"The Curfew," Jesse Ball
Today I read a book by someone I know. To call him a friend would overstate it, but we’ve spent time together. He’s always intimidated me but not in an unpleasant way, and not through any conscious effort on his part. He is simply apart – naturally so.
The main way we would spend time together was playing poker. It was a small group of us – five or six guys, all around 24. This was almost a decade ago. We would play for small stakes: $10 to play, $5 a big pot. But at the time – first jobs, new to the city – it was just enough to be meaningful. A $10 or $20 loss would sit in your stomach until morning. It was a thing that we could do that made us feel like grown-ups, some agency in our lives.
Jesse was a fantastic player. He was unpredictable. When he would enter a hand you could feel it, but still you felt like this time you might outsmart him.

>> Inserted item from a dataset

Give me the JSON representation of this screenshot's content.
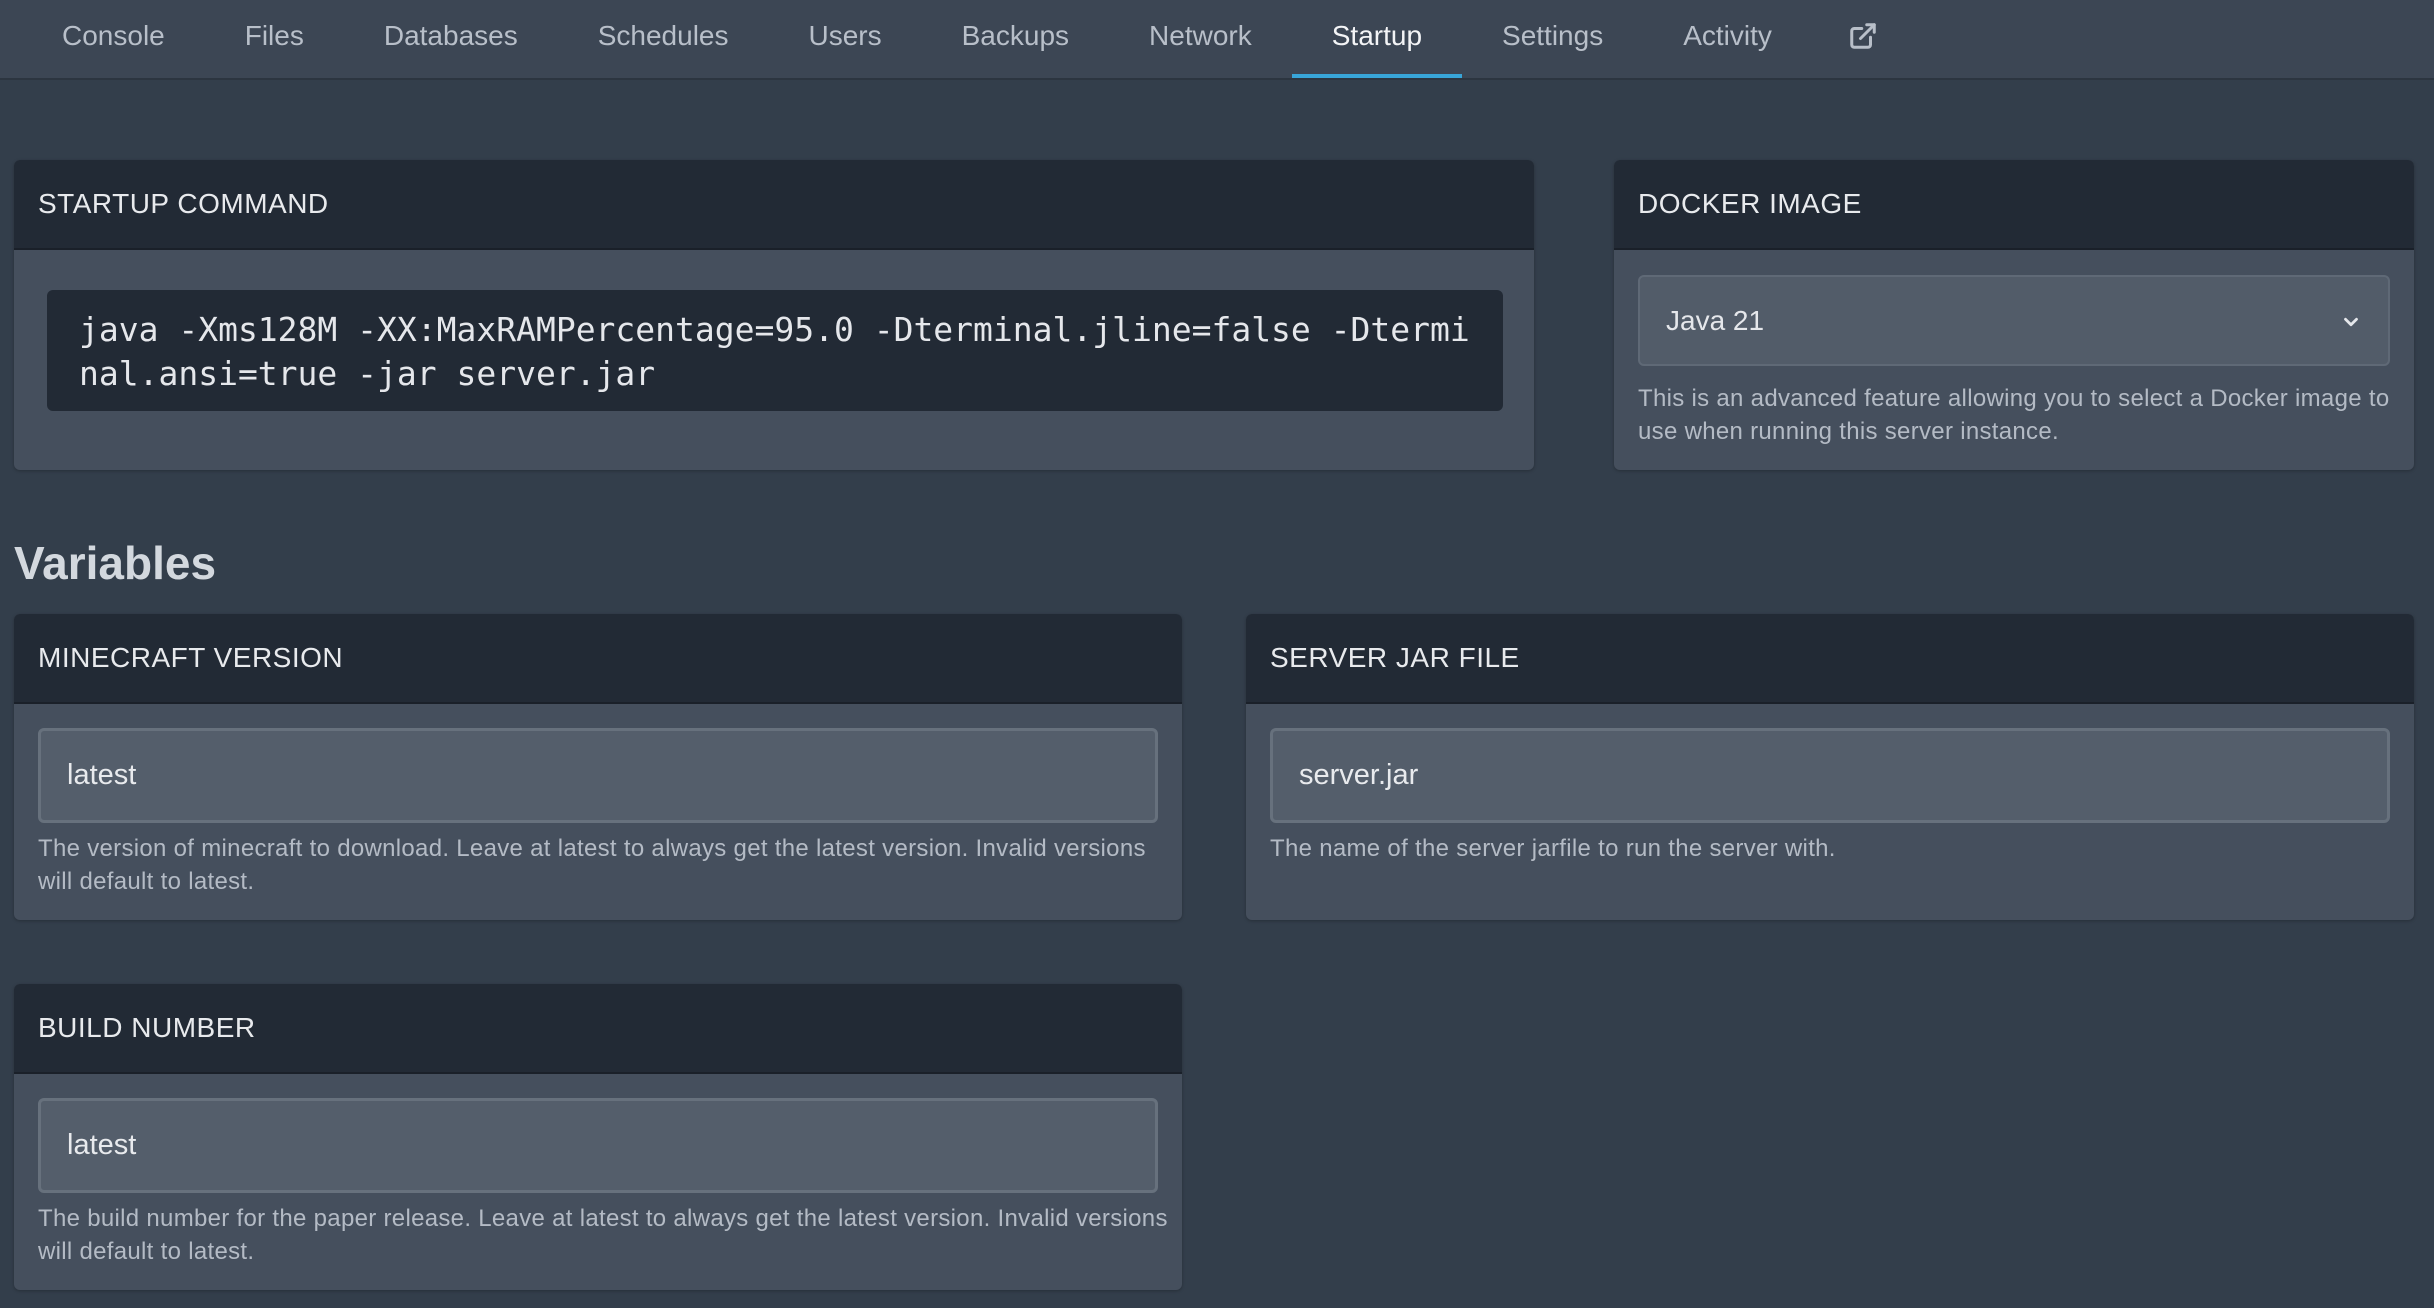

It would rarely happen. Always he would walk away the big winner. But no one begrudged this. He liked us fine and clearly enjoyed the company, but his mind was simply somewhere else.
For a few months he moved to New Mexico or Arizona and was a blackjack dealer. I wasn’t aware that he was doing this, that this was happening. But one day he reappeared and said that he had been dealing blackjack in New Mexico. This made plenty of sense. Our lives felt smaller.
He married an Icelandic woman. There is some relation to Bjork in some way, a fairly direct one but I’ve forgotten the particulars and it would make this to be something that it is not. I have never met this person but I imagine her to be steadfast, reserved. Very intelligent. Big, specific thoughts spoken late into the dark. A woman like that.
I say all of these things about Jesse, talk about him in this way, but know that it is not particularly my place to do so. These are simply the things I remember and I want to record them here. This small backstory.
Jesse has written three books. The second was called Samedi the Deafness, and it was a strange, fragmented novel about a stranger in a strange land. But the story was different from that. The way the story was told was lightly sketched and highly explained. Emotions and moments are detailed very plainly and with effort, and in their directness there was epiphany, but all else was void.
It’s been a while since I read it but I remember being moved by it very much. Afterwards I sent Jesse an email telling him how much I loved it, and he responded kindly. I sent another message, this time offering a theory about what he was trying to say. I don’t think he ever responded. Despite my disappointment I liked that.
This new book, The Curfew, the one I read tonight, is similar only it aches. There are a few pieces of art that actively make me want to be in a very deep love, an infinite horizon. “Ache,” “actively” – these are specifically chosen words. This book is one of them.
It’s a lonely book. A very lonely book. It is parsed, with spaces poetry-like. It overflows with sadness and love that is protective of others but most of all itself. The point of the love is the love and that is a very fragile thing in a dangerous world and that very much includes this one.
These are words that get used so often when people mean heartache and desire. Yearning, wanting, that aching thing again. All of these are right, except imagine that they are being defined for the very first time to mean precisely this thing. They mean all around you is a world that you are of and you have feelings about not particularly one way or another. But inside of that world is this other world, this other thing that does not make you special because many people have this feeling, but one that is special anyway precisely because it is yours. That kind of love.
This feeling makes the world smaller. We pair up, find happiness, look inward, both inside our own minds and hearts and then into our partner’s and then, finally, into that space that is created together. That space.
There’s beauty in this. I am particularly attuned to this love, I feel. But at the same time I fear its reductiveness. It makes the world special and mine but the world should not be mine. It just simply isn’t true, and the attractiveness of that falsehood brings anxiousness.
I’m sitting on an airplane having just finished it and I am overwhelmed with this understanding. I’ve had these feelings before. Most have been during autumn, a walk at night and the wind picks up through the trees and there’s that extrasensory thing that awakens and you travel through yourself and see the dim outline of truths that one day you will discover.